For savers, rising interest rates are finally beginning to have the long-awaited silver lining of higher yields from certificates of deposit and other savings accounts.

In the week that ended Tuesday, the average six-month, small-denomination CD rose to 4.02 percent from 3.89 percent the week before, and the average on five-year savings CDs rose to 5.96 percent from 5.88 percent.

Bank advertisements, which for more than a year had stressed loan rates in a drive to draw in borrowers, have begun in recent weeks to stress CD and other savings rates.

That reversal means that banks, which for more than a year had been having trouble finding borrowers, have seen rapid growth in lending and now are becoming more aggressive in seeking new funds to lend, economists said.

"What we are seeing in the savings market is the effects of some very dramatic growth in consumer lending since August of 1993 and less dramatic but very substantial growth in commercial and industrial lending since March of 1994 as businesses have borrowed money to invest and meet the increasing demand," Mr. Friel said.

But for Maryland's economy, which ranked 46th among the 50 states with anemic job growth of 0.68 percent for the 12 months ended in August, rising interest rates have no visible silver lining.

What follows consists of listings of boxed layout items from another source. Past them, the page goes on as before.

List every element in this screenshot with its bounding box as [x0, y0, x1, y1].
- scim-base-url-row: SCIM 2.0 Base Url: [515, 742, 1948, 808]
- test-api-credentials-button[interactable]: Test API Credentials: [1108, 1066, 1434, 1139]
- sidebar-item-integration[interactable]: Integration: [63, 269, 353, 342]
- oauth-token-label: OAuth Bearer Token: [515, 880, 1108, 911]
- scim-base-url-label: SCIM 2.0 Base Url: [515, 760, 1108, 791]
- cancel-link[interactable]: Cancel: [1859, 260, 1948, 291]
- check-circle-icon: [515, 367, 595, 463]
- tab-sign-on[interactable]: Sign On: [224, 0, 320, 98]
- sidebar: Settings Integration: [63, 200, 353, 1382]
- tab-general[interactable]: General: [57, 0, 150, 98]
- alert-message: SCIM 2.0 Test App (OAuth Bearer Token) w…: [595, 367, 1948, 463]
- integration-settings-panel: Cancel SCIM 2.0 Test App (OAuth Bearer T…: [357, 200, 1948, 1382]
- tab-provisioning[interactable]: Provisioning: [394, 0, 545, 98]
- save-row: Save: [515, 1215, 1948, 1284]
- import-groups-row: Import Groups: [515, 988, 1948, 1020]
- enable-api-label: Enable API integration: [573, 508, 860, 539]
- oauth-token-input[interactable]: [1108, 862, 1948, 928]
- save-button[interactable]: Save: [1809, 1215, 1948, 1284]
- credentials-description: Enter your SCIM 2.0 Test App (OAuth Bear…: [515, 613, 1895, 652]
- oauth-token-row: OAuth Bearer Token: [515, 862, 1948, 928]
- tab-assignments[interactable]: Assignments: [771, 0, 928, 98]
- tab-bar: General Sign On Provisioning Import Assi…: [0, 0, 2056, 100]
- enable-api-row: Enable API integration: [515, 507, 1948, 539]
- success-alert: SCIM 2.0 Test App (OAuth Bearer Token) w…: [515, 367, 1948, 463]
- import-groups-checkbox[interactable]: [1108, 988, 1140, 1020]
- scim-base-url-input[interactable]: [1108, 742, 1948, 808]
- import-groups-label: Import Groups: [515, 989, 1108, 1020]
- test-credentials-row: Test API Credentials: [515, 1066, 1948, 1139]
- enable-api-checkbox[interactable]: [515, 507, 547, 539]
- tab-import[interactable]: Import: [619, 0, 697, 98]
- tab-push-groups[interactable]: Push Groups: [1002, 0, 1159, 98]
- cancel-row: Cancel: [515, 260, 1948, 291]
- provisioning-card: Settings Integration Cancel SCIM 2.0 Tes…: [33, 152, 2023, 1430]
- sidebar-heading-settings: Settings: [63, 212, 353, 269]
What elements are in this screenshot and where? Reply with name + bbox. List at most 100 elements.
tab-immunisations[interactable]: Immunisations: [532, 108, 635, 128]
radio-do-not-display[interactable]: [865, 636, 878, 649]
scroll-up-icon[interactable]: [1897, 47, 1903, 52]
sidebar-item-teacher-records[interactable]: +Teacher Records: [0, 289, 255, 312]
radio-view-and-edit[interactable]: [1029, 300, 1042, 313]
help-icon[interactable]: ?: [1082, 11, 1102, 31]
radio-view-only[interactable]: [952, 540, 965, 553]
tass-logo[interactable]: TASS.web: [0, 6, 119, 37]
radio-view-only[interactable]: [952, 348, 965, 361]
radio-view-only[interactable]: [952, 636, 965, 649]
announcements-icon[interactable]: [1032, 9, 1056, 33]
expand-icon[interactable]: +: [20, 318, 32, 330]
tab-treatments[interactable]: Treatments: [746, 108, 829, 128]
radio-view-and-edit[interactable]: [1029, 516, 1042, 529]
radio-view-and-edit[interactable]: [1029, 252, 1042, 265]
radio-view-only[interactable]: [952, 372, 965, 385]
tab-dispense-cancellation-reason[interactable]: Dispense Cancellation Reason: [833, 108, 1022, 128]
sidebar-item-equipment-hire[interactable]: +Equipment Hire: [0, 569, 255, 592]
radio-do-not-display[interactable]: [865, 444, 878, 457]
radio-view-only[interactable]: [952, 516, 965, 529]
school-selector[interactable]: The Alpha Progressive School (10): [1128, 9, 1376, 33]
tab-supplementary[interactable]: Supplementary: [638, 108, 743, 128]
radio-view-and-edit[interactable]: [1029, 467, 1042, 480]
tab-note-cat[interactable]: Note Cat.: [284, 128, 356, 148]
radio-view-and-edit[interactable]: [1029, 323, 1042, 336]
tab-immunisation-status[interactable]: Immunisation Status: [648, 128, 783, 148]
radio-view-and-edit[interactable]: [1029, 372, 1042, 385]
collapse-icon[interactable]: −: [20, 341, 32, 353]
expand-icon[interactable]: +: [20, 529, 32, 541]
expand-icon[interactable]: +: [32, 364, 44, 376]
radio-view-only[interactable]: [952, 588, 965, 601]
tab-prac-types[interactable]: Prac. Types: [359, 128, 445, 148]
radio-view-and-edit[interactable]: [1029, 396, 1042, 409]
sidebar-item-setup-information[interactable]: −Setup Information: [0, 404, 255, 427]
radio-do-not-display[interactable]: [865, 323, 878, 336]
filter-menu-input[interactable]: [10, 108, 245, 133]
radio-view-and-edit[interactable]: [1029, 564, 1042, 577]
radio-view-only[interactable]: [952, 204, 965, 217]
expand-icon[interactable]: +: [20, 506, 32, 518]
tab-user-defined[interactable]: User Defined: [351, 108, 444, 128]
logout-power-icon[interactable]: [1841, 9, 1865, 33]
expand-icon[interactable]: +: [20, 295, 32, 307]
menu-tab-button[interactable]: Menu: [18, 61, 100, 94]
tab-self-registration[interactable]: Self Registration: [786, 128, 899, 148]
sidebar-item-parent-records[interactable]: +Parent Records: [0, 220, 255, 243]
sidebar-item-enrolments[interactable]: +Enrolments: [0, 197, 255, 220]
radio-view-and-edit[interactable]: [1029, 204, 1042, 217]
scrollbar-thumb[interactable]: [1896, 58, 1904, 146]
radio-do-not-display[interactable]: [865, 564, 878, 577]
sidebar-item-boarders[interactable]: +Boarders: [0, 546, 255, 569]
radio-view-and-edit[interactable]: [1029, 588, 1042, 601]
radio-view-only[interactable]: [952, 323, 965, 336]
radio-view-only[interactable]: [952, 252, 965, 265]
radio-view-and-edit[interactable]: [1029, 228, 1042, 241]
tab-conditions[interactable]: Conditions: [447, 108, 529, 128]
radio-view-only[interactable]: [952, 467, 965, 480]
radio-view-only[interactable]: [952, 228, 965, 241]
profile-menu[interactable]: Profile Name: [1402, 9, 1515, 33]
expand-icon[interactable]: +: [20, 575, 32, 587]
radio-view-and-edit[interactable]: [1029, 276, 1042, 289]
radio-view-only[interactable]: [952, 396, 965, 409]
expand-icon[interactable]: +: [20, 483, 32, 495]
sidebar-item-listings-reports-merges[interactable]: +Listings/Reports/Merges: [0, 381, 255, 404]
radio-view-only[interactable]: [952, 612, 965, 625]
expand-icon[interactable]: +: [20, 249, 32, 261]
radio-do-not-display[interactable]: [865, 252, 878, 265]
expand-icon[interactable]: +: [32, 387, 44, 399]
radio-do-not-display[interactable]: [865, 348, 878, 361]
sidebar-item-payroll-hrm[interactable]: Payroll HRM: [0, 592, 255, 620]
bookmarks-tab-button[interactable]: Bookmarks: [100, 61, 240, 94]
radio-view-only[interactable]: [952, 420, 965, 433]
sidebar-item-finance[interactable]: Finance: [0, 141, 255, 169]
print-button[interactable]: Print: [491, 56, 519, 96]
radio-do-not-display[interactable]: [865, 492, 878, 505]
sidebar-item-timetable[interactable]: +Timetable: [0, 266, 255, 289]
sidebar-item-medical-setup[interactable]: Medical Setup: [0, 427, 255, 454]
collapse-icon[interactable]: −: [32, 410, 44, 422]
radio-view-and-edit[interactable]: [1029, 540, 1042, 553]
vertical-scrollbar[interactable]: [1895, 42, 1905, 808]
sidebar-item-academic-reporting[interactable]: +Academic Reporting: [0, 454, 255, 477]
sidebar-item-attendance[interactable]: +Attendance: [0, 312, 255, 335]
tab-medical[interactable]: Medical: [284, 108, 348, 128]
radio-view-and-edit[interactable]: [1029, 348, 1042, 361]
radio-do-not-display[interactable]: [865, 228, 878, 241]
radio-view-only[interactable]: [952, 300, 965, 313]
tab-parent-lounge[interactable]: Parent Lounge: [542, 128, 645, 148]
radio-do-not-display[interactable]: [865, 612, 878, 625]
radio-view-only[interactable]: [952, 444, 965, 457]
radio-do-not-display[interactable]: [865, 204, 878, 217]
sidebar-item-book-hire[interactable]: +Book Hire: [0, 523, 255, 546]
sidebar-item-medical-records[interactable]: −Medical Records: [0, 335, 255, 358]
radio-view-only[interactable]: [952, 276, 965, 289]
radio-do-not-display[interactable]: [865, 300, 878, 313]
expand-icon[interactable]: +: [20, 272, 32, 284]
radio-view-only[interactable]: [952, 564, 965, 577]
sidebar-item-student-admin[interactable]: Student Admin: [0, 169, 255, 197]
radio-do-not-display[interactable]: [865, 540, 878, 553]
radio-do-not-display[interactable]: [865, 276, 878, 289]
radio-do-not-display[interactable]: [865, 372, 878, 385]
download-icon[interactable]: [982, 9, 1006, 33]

"I expect that when we see figures we'll find that mortgage rates have already had their impact on real estate sales in Maryland in the last 30 to 60 days. Every time rates pop up another quarter of a point, that takes some people out of the market and means some others have to adjust downward on how much house they can buy," said Theodore E. Reichhart Jr., executive vice president of Maryland National Mortgage Corp.

Economists who follow Maryland have had to reduce their expectations several times this year, mainly due to rising interest rates.

"I think I was the least optimistic of anyone about the Maryland economy, and interest rates have risen faster than anyone forecast and become a drag, so that even I have had to cut back," said Charles McMillion, president of MBG Information Services, a Washington-based consultancy that tracks the state.

Interest rates are hitting a point that could hurt Maryland in ways that go beyond the impact on housing sales, economists say.

"A lot of companies here are struggling, and up to now they have been hanging on in Maryland, hoping for better times to help pull them out," said Paul Lande, an economist at the Johns Hopkins Institute for Public Policy Studies.

"In some cases, interest rates are going to add just that margin to their costs that forces them to look for lower-cost locations farther south in the Carolinas," Mr. Lande said.